Starbuck ou le récit d’un éternel adolescent, David Wosniak (Patrick Huard), qui apprend un jour que ses dons de sperme à une clinique d’insémination artificielle ont donné naissance à 533 enfants. Une centaine d’entre eux se sont réunis en recours collectif pour faire lever la close de confidentialité du donneur.

On lui remet une enveloppe contenant le profil des enfants du recours que le nouveau papa s’empresse de jeter. La curiosité l’emporte cependant et il se met à rencontrer, un à un, les fruits de sa semence synonymes d’heureuses découvertes – un joueur de soccer professionnel, un jeune acteur décrochant le rôle de sa vie – d’autres plus étonnantes – un « emo » manipulateur, un bisexuel qui multiplie les amoureux – mais aussi de plus sombre surprises avec la rencontre de sa fille toxicomane, et d’un fils lourdement handicapé. Le contact avec ses enfants lui donnera l’idée farfelue de devenir à leur insu leur ange gardien et de veiller sur eux.

Scénario rafraîchissant

Le film de Ken Scott se distingue des autres comédies d’été à plusieurs niveaux. Sa force principale vient indéniablement de l’écriture dynamique et franchement drôle de Ken Scott et Martin Petit qui consignent ce scénario rafraîchissant. Leurs dialogues habiles ne tombent jamais dans la facilité et se permettent une audace qu’on ne retrouve pas assez dans les comédies québécoises.

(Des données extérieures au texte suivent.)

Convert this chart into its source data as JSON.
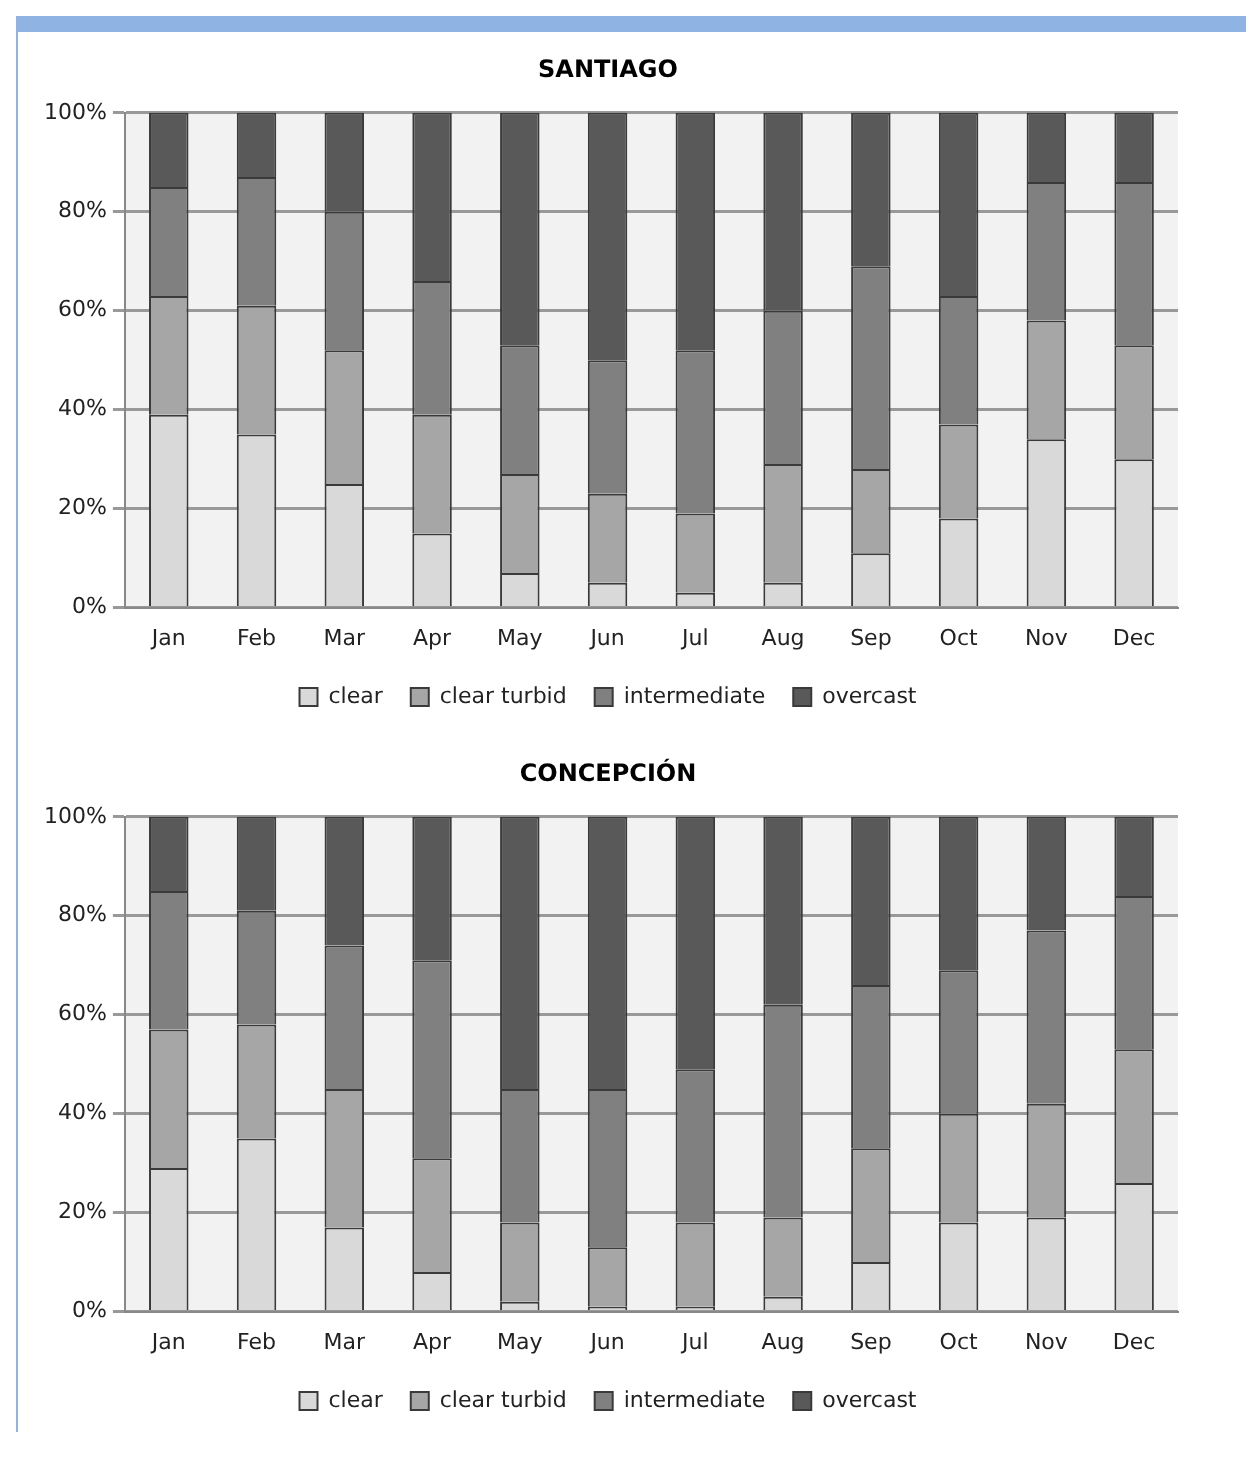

Une autre force du film réside dans sa mise en image. Montréal y est magnifiquement filmé. Le montage et la photographie donnent au film une personnalité distincte qui rappelle que Ken Scott  n’est pas qu’un scénariste, mais bien un véritable réalisateur.

Pas sans défauts

On ne peut évidemment pas passer à côté de la qualité de l’interprétation. Patrick Huard, qui nous a maintes fois prouvé qu’il était un acteur sensible, démontre une fois de plus l’étendue de son registre. Julie Le Breton est drôle et touchante dans son rôle de copine enceinte frôlant parfois l’hystérie. Antoine Bertrand a certainement quelques-unes des meilleures répliques du film en avocat de bas étage. S’ajoutent à eux des dizaines de jeunes acteurs talentueux personnifiant les enfants de Wosniak.

Le film n’est pas sans défauts. On peut lui reprocher certaines invraisemblances au niveau de l’histoire, dans la façon qu’a le héros de se lier à certains de ses enfants par exemple ou dans la temporalité parfois confuse. Certains seront peut-être agacés par une surabondance de segments musicaux, mais ces faiblesses sont négligeables et n’empêcheront certainement pas le spectateur d’être amusé et ému par cette histoire touchante de paternité extrême. Starbuck est un film à voir qui va peut-être réconcilier les cinéphiles avec le cinéma d’été et le grand public parfois frileux devant les productions de notre cinéma national.